Type: IResultObject[]
Parameter Sets: (All)
Aliases: Conditions
Required: False
Position: Named
Default value: None
Accept pipeline input: False
Accept wildcard characters: False
-Confirm
Hiermee wordt u gevraagd om bevestiging voordat u de cmdlet uitvoert.
Type: SwitchParameter
Parameter Sets: (All)
Aliases: cf
Required: False
Position: Named
Default value: None
Accept pipeline input: False
Accept wildcard characters: False
-ContinueOnError
Voeg deze parameter toe om de stapoptie Doorgaan bij fout in teschakelen.

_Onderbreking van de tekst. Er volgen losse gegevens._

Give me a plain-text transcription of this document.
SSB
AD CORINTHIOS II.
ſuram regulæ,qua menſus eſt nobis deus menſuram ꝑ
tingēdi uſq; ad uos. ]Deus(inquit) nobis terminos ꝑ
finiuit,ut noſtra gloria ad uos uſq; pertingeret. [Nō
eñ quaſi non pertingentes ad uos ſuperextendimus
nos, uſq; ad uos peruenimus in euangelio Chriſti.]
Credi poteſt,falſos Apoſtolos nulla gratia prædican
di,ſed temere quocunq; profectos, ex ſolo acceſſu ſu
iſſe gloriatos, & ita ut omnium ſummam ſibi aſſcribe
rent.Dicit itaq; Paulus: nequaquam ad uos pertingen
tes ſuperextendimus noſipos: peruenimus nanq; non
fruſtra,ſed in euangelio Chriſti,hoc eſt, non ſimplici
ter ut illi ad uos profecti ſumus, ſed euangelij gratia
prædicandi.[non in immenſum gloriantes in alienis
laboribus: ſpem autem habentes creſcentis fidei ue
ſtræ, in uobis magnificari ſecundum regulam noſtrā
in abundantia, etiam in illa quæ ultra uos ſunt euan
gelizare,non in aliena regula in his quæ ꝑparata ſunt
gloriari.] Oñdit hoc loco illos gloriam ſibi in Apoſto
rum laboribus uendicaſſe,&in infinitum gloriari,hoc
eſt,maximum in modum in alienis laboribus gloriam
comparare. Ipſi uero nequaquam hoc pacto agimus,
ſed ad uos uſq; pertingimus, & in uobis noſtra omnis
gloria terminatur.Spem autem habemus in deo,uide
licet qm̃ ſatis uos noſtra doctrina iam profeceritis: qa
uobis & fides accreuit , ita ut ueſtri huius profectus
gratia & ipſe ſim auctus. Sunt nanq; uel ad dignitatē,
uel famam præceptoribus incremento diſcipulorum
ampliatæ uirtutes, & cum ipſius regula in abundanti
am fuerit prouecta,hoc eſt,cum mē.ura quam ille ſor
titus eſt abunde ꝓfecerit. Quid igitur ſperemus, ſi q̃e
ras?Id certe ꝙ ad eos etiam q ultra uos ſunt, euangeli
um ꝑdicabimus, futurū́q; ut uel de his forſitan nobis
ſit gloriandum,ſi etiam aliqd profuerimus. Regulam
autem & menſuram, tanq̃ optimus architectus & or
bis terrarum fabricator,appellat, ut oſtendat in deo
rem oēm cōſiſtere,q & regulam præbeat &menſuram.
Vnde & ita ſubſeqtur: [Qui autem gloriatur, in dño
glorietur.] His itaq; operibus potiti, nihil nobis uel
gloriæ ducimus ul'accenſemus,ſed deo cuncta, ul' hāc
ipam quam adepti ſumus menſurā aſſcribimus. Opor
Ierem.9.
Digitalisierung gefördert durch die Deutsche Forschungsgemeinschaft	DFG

Wanneer u deze optie inschakelen als de stap mislukt, wordt de takenreeks voortgezet.
Type: SwitchParameter
Parameter Sets: (All)
Aliases:
Required: False
Position: Named
Default value: None
Accept pipeline input: False
Accept wildcard characters: False
-Beschrijving
Geef een optionele beschrijving op voor deze takenreeksstap.
Type: String
Parameter Sets: (All)
Aliases:
Required: False
Position: Named
Default value: None
Accept pipeline input: False
Accept wildcard characters: False
-Uitschakelen
Voeg deze parameter toe om deze takenreeksstap uit te schakelen.
Type: SwitchParameter
Parameter Sets: (All)
Aliases: DisableThisStep
Required: False
Position: Named
Default value: None
Accept pipeline input: False
Accept wildcard characters: False
-DisableWildcardHandling
Deze parameter behandelt jokertekens als letterlijke tekenwaarden. U kunt deze niet combineren met ForceWildcardHandling.
Type: SwitchParameter
Parameter Sets: (All)
Aliases:
Required: False
Position: Named
Default value: None
Accept pipeline input: False
Accept wildcard characters: False
-Station
{{ Beschrijving van opvulstation }}
Type: String
Parameter Sets: (All)
Aliases: DriveLetter
Required: False
Position: Named
Default value: None
Accept pipeline input: False
Accept wildcard characters: False
-ForceWildcardHandling
Deze parameter verwerkt jokertekens en kan leiden tot onverwacht gedrag (niet aanbevolen). U kunt deze niet combineren met DisableWildcardHandling.
Type: SwitchParameter
Parameter Sets: (All)
Aliases:
Required: False
Position: Named
Default value: None
Accept pipeline input: False
Accept wildcard characters: False
-Name
Geef een naam op voor deze stap om deze in de takenreeks te identificeren.
Type: String
Parameter Sets: (All)
Aliases: StepName
Required: True
Position: Named
Default value: None
Accept pipeline input: False
Accept wildcard characters: False
-Path
{{ Beschrijving van opvulpad }}
Type: String
Parameter Sets: (All)
Aliases:
Required: True
Position: Named
Default value: None
Accept pipeline input: False
Accept wildcard characters: False
-GebruikersNaam
{{ Gebruikersnaambeschrijving invullen }}
Type: String
Parameter Sets: (All)
Aliases:
Required: True
Position: Named
Default value: None
Accept pipeline input: False
Accept wildcard characters: False
-UserPassword
{{ Fill UserPassword Description }}
Type: SecureString
Parameter Sets: (All)
Aliases:
Required: False
Position: Named
Default value: None
Accept pipeline input: False
Accept wildcard characters: False
-WhatIf
Hiermee wordt weergegeven wat er zou gebeuren als u de cmdlet uitvoert. De cmdlet wordt niet uitgevoerd.
Type: SwitchParameter
Parameter Sets: (All)
Aliases: wi
Required: False
Position: Named
Default value: None
Accept pipeline input: False
Accept wildcard characters: False
CommonParameters
Deze cmdlet biedt ondersteuning voor de meest gebruikte parameters: -Debug, - ErrorAction, - ErrorVariable, - InformationAction, -InformationVariable, - OutVariable,-OutBuffer, - PipelineVariable - Verbose, - WarningAction en -WarningVariable. Zie voor meer informatie about_CommonParameters.